Thursday, October 27, 2011

The Wicker Man (1973), The Wicker Man (2006)

Robin Hardy's 1973 film The Wicker Man was a deliberate and in my book very successful effort to make a new kind of horror movie. A rejection of the kind of camp horror that was being produced in mass in England at the time, The Wicker Man is creepy, but creepy in a way I've never encountered before. The wicker man (massive spoiler coming) is a reference to a giant man statue, a cage really in which ancient Celts used to sacrifice animals and even people. This titular object of horror will of course make an appearance before the end of the film, but it is the process of getting their that entrances as much (if not more so) as the main event.

Edward Woodword is Sargent Neil Howie of the West Highland Police, he travels by way of a small sea plane to the isolated island of Summerisle, home of a reclusive community known for their ability to grow fine fruit. Sargent Neil has come to the island because of a report alleging that a young girl on the island has disappeared, when he gets there he finds that the local residents claim that the girl Rowan Morrison doesn't exist. Even the woman who is suppose to be the girls mother and who supposedly sent the request for help claims there is no such person as Rowan Morrison (though her verifiable daughter says the Rowan is the name of a Hare that plays in the meadows).

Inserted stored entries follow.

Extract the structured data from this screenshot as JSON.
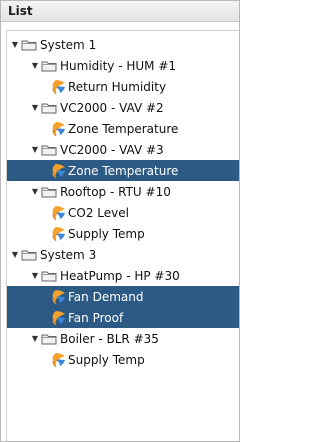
{
  "panel": {
    "title": "List"
  },
  "tree": {
    "icons": {
      "expander": "triangle-down-icon",
      "folder": "folder-icon",
      "point": "point-icon"
    },
    "nodes": [
      {
        "label": "System 1",
        "level": 0,
        "type": "folder",
        "expanded": true,
        "selected": false
      },
      {
        "label": "Humidity - HUM #1",
        "level": 1,
        "type": "folder",
        "expanded": true,
        "selected": false
      },
      {
        "label": "Return Humidity",
        "level": 2,
        "type": "point",
        "selected": false
      },
      {
        "label": "VC2000 - VAV #2",
        "level": 1,
        "type": "folder",
        "expanded": true,
        "selected": false
      },
      {
        "label": "Zone Temperature",
        "level": 2,
        "type": "point",
        "selected": false
      },
      {
        "label": "VC2000 - VAV #3",
        "level": 1,
        "type": "folder",
        "expanded": true,
        "selected": false
      },
      {
        "label": "Zone Temperature",
        "level": 2,
        "type": "point",
        "selected": true
      },
      {
        "label": "Rooftop - RTU #10",
        "level": 1,
        "type": "folder",
        "expanded": true,
        "selected": false
      },
      {
        "label": "CO2 Level",
        "level": 2,
        "type": "point",
        "selected": false
      },
      {
        "label": "Supply Temp",
        "level": 2,
        "type": "point",
        "selected": false
      },
      {
        "label": "System 3",
        "level": 0,
        "type": "folder",
        "expanded": true,
        "selected": false
      },
      {
        "label": "HeatPump - HP #30",
        "level": 1,
        "type": "folder",
        "expanded": true,
        "selected": false
      },
      {
        "label": "Fan Demand",
        "level": 2,
        "type": "point",
        "selected": true
      },
      {
        "label": "Fan Proof",
        "level": 2,
        "type": "point",
        "selected": true
      },
      {
        "label": "Boiler - BLR #35",
        "level": 1,
        "type": "folder",
        "expanded": true,
        "selected": false
      },
      {
        "label": "Supply Temp",
        "level": 2,
        "type": "point",
        "selected": false
      }
    ]
  }
}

Sgt. Howie must stay on the island overnight, in part because its gotten too dark to fly and in part too continue investigating the increasingly curious case. A very pious and observant Christian Sgt. Howie becomes disgusted by the behavior of the community members, bawdy songs in the pub, open sexuality including intament displays outdoors and propositioning by the innkeepers daughter (played by Swedish model Britt Ekland). Sgt. Howie quickly discovers that the islanders practice a form of paganism and have little use for Christian rigidity. Around the same time that Howie learns this he also learns that there is in fact a real Rowan Morrison, or to be precise there was, but that she died in a fire last fall (the movie is set in the last few days of April and the 1st of May 1973).

Sgt. Howie is confused by the fact that there is no death certificate for Rowan, and why the islanders at first denied her existence, he stays on to investigate. He has a meeting with Lord Summersile at his palatial manner. Lord Summersile is the of the third generation of community leaders, his grandfather having moved to the island in the 1860's to take up the breeding of special strains of fruit that he had developed. To motivate the locals grandpa Summersile reintroduced pagan practices and traditions to the island, in time they drove Christianity out and his son and grandson continued the practice, and apparently even became believers themselves.

Lord Summersile gives Sgt. Howie permission to exhume Rowans grave, when he does so he uncovers a coffin containing a dead march hare. Howie demands answers, the natives suggest he leave before there May Day celebration, he attempts to leave so as to bring back additional officers, only of course the plane won't start. Having become convinced that Rowan is alive and being held captive so as to be sacrificed on May Day to 'atone' for a poor harvest the year before, Sgt. Howie scowers the island, and attempts to infiltrate the islanders May Day celebrations in a stolen costume.

The end I'll leave out here as an incentive to view this remarkable, strange, and literate horror classic. There is certainly enough heft to the film to support a remake but the one released in 2006 leaves much to be desired. Directed by Neil LaBute and staring the perennial lead of bad movies Nicholas Cage, this version is relocated to the Pacific Northwest and contains a strong feminist slant, not out of place in a movie involving pagan religion. I must admit I was mostly with this movie, which surprised me, but I suspect I was mostly riding on the buzz of having seen the original film the night before. Not as awful as I'd suspected, somewhat flat and the ending just, I don't know lacked that oomph, wasn't realized well. Of course no remake could possibly live up to the original but I think I could have made a film better then this. Skip the limp imitation, but see the remarkable original.